# Too much offset??



## johng (May 14, 2009)

OK experts - shed some light if possible please!

I understand the principle of having offset clubs, allows more time for the face to square before impact - straighten shots out (?) I believe.

now what happens of after lessons and practice your swing is far better and you don't need the offset so much?

reason i ask is that i've had lessons - improved, gained distance etc but am now noticing that a lot of my shots end up going left, some straight pulls, most after what i believe is a decent swing. Is this the offset closing the face at impact?

any clarification gratefully received.

many thanks,
John.


----------



## RGDave (May 15, 2009)

OK experts - shed some light if possible please!

I understand the principle of having offset clubs, allows more time for the face to square before impact - straighten shots out (?) I believe.

now what happens of after lessons and practice your swing is far better and you don't need the offset so much?

reason i ask is that i've had lessons - improved, gained distance etc but am now noticing that a lot of my shots end up going left, some straight pulls, most after what i believe is a decent swing. Is this the offset closing the face at impact?

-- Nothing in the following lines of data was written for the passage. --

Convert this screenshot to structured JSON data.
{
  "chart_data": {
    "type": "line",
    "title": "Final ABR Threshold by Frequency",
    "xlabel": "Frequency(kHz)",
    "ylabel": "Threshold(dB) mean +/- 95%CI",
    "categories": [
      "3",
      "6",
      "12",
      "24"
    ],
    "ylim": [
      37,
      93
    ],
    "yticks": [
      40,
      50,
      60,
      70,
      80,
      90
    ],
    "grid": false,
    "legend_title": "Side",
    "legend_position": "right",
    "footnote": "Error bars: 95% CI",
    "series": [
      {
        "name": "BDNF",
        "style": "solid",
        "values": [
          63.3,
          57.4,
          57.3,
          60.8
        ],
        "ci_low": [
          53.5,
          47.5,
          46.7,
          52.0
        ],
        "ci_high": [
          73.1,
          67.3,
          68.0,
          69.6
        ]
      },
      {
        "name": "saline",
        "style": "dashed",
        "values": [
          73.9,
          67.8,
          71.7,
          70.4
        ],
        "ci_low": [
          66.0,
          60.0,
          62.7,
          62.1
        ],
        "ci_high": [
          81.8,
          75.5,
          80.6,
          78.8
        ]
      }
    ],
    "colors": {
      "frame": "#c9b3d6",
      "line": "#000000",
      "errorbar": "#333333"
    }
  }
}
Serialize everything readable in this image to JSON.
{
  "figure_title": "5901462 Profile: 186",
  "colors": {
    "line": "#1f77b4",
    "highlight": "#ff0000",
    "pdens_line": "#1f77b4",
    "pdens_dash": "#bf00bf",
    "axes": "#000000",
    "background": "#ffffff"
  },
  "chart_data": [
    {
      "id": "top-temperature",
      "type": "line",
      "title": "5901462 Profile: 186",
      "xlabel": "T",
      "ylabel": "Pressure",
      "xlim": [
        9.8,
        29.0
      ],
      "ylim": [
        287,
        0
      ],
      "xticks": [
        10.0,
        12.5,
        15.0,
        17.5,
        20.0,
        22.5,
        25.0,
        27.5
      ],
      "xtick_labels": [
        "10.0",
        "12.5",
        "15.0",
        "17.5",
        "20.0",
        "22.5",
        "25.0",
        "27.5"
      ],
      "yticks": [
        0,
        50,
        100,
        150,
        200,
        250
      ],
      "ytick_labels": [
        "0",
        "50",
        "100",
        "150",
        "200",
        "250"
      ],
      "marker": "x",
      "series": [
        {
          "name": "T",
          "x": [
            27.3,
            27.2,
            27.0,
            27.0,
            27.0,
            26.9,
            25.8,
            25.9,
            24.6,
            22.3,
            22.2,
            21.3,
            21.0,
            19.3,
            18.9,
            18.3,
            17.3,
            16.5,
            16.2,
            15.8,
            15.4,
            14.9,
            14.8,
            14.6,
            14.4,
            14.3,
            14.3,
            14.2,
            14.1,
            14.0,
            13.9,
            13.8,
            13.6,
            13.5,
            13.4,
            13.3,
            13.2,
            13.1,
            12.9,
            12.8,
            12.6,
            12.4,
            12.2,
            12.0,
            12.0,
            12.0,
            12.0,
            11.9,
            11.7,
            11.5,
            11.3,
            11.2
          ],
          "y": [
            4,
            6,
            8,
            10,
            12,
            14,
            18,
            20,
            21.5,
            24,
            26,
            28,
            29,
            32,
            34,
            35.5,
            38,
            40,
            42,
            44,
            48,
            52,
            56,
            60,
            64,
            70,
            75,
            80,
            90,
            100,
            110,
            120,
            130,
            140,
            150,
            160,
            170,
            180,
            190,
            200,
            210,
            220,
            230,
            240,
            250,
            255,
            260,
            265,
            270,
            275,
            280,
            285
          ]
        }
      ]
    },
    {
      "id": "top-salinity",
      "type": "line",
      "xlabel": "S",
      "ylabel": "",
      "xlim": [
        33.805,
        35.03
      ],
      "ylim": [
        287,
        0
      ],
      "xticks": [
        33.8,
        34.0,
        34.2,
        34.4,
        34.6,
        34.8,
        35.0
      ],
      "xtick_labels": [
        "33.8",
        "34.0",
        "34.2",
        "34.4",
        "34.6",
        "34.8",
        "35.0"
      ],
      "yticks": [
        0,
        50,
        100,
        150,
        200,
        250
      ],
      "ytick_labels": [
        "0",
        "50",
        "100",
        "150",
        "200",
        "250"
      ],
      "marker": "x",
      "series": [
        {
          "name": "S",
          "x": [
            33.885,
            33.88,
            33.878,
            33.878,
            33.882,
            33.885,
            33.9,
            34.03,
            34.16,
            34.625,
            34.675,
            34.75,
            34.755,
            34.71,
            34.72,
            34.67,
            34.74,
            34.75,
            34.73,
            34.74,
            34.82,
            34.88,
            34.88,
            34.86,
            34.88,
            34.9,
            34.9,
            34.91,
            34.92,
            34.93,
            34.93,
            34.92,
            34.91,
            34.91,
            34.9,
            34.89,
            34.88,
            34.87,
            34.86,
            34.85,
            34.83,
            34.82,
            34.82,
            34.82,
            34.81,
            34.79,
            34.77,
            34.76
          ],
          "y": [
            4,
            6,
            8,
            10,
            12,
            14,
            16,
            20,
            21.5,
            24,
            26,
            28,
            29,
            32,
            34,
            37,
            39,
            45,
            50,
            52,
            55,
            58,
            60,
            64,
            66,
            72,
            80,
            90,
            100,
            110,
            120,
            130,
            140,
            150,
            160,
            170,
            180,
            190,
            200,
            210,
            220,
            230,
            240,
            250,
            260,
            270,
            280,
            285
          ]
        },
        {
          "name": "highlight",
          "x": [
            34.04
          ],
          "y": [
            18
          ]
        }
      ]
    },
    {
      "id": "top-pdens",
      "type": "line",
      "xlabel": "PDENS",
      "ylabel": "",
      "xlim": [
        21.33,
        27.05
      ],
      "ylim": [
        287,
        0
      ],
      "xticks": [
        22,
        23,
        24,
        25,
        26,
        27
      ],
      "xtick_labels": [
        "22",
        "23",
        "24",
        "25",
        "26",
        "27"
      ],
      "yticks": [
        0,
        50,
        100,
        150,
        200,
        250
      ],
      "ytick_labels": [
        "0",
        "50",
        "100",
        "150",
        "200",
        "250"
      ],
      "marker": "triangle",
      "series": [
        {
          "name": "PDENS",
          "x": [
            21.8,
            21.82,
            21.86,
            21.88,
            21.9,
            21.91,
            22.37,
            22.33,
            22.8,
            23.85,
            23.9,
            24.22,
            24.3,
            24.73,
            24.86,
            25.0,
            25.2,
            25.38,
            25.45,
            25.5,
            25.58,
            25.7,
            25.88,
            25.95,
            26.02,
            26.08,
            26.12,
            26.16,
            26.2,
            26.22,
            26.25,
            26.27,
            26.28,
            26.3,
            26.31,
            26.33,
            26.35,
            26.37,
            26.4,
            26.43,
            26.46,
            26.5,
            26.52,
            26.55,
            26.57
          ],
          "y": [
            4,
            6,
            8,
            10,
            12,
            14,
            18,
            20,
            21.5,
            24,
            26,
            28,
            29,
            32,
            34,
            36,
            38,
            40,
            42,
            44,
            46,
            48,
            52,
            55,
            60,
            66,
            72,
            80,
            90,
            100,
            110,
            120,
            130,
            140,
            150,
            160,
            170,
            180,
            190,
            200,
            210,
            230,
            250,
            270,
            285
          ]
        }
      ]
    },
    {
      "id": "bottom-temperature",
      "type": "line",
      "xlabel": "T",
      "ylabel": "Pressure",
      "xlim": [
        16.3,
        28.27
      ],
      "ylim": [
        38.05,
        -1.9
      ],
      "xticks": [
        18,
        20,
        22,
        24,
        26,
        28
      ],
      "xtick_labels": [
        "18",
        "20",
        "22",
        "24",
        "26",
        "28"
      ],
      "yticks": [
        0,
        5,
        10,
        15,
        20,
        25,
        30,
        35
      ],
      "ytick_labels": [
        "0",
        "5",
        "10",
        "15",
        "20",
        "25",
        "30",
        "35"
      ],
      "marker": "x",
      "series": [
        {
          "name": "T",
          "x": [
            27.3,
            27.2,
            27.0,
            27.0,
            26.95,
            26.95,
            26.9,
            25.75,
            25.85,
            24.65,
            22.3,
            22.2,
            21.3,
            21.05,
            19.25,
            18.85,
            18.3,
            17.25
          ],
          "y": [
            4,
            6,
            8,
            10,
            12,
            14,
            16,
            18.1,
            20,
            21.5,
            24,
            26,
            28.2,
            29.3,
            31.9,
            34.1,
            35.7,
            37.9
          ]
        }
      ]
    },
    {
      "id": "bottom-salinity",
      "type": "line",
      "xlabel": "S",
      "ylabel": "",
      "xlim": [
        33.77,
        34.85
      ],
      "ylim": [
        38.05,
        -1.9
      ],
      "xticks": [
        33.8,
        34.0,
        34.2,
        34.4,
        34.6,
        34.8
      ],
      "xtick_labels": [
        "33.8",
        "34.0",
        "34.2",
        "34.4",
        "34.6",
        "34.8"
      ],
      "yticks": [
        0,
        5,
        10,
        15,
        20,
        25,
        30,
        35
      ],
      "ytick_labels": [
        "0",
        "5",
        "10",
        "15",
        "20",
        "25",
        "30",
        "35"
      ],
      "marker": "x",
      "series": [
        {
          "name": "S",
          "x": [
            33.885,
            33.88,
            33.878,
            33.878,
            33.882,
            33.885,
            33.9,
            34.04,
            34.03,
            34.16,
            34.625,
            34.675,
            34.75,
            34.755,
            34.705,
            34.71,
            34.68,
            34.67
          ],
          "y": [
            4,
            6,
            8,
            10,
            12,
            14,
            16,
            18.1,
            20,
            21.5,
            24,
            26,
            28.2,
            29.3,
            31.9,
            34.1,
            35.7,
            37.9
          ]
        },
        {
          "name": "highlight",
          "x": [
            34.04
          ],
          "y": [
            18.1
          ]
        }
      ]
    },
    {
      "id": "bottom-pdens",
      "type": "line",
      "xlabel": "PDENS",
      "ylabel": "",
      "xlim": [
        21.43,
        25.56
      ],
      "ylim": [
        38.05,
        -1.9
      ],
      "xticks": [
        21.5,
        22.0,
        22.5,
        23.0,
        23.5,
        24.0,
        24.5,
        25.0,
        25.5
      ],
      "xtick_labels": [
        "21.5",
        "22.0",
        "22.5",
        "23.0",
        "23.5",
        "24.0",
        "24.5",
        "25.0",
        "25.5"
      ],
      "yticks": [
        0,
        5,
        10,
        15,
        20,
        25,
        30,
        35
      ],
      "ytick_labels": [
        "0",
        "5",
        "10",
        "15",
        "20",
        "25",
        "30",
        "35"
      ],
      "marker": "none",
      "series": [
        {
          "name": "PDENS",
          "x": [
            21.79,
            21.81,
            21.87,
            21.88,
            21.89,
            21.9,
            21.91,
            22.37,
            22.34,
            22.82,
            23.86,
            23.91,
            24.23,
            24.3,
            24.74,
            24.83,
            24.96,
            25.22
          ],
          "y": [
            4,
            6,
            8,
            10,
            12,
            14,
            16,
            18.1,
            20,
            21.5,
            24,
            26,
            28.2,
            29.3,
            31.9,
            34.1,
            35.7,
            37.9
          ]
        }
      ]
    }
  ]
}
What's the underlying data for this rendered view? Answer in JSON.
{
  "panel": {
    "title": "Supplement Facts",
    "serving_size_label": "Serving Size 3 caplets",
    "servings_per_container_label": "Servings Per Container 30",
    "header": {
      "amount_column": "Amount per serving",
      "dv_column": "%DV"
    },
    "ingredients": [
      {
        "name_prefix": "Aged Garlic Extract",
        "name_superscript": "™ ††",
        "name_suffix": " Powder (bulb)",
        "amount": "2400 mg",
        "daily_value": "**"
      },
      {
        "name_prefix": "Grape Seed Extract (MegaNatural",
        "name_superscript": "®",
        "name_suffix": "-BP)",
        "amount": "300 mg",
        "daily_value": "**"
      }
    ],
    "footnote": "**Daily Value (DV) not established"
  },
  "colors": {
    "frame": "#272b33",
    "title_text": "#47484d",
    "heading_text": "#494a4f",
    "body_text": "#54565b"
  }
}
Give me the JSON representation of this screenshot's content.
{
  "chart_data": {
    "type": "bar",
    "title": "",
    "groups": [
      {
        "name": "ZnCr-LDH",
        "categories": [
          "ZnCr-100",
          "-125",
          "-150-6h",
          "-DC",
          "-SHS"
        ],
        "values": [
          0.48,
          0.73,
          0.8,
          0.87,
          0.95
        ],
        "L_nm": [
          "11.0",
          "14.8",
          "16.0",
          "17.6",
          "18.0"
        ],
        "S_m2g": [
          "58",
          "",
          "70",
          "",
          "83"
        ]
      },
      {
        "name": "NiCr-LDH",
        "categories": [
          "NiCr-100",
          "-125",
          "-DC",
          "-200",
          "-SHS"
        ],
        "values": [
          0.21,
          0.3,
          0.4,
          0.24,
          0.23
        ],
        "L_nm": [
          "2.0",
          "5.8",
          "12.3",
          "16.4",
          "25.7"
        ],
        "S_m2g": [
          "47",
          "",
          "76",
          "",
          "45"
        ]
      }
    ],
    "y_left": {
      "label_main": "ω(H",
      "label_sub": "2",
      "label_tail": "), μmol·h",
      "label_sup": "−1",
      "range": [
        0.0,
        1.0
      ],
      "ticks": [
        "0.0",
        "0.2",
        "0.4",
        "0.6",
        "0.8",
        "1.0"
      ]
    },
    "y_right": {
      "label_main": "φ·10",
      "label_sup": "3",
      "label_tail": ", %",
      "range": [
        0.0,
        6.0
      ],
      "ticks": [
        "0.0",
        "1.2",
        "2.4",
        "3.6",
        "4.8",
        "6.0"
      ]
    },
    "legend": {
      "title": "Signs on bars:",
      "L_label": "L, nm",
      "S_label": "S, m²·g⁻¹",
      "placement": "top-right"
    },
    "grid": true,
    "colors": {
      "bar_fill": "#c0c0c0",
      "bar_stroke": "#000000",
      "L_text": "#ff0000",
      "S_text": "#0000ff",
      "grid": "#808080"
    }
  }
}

any clarification gratefully received.

many thanks,
John.
		
Click to expand...

It may sound like cow dung, but every time I've played with offset clubs, I've struggled with the ball going left at the end or hooking. Basically, although I slice the odd drive, my irons are fairly straight and for my game, I do better with minimal offset. 

My personal belief is that (like draw bias clubs) if you are generally on path and get the face square, then anti-slice technologies are bad news.......this includes offset irons.


----------



## Sportbilly (May 16, 2009)

Hi John

Firstly im no expert, but i have recently had the same problem that you describe.

I currently use a R7 draw driver, which helped with my slice when i first started a year ago. Over the last few months i have been hitting the ball further and more consistantly with my irons but it had a similar negative effect to my driving.

I have recently improved the situation by trying to hitting accross the far side of the ball on the downswing(trying to concentrate on a in to out path i think).

As i said im no expert, but through trial and error this has improved my driving with my draw biased club, usually hitting straight or draw.

hope this helps

Hcp 22


----------



## haplesshacker (May 16, 2009)

Again, no expert. But I have the same issue.

I can't use my draw bias driver anymore, and I'm having to really work at trying to get rid of my hook.

I did try some forgiving 'better player' clubs recently on a demo day. I was hitting them predominately straight or very slight draw.

My current irons are offset model. but When I do strike them well, I'm really happy with them. But am I correcting something that I wouldn't need to correct with less offset clubs?

Too much thinking me thinks!!


----------



## JustOne (May 17, 2009)

OK experts - shed some light if possible please!

I understand the principle of having offset clubs, allows more time for the face to square before impact - straighten shots out (?) I believe.

now what happens of after lessons and practice your swing is far better and you don't need the offset so much?
		
Click to expand...

If I was that sure about my swing I would buy new clubs without the offset (or less offset).. after testing them out first to ensure that I could strike them sweetly without the offset. In essence it would be no different to someone starting with cavity clubs and moving onto forged blades as their game improves.

regards...


----------



## Smiffy (May 17, 2009)

I had an MD driver with a draw bias.
Kept hitting massive duck hooks with it.
Went over to the G10 and it's all sweetness and light


----------



## Imurg (May 17, 2009)

When I got back into golf after a few years out I changed my Ping i3's for a set of X-20's as I wasn't getting results. Started hiting the ball well again. then the swing improved and - as above - everything started hooking. Not something I've ever had to contend with in the past as bad shots were always slices.
Changed clubs again to the X-20 Tour. Less offset and Bingo back to straight shots.


----------



## RGDave (May 17, 2009)

When I got back into golf after a few years out I changed my Ping i3's for a set of X-20's as I wasn't getting results. Started hiting the ball well again. then the swing improved and - as above - everything started hooking. Not something I've ever had to contend with in the past as bad shots were always slices.
Changed clubs again to the X-20 Tour. Less offset and Bingo back to straight shots.
		
Click to expand...

Well put mate.

I think it's a common story. If you are a straight hitter (i.e. a slice/hook is just a mistake, as opposed to a permanent flaw) and you (for whatever reason) use seriously offset clubs the result (once the swing is back on track) is
bound to be balls tweaking left.

I guess it depends on how "effective" offset irons are in helping someone who is a tiny bit open most of the time get it spot on.


----------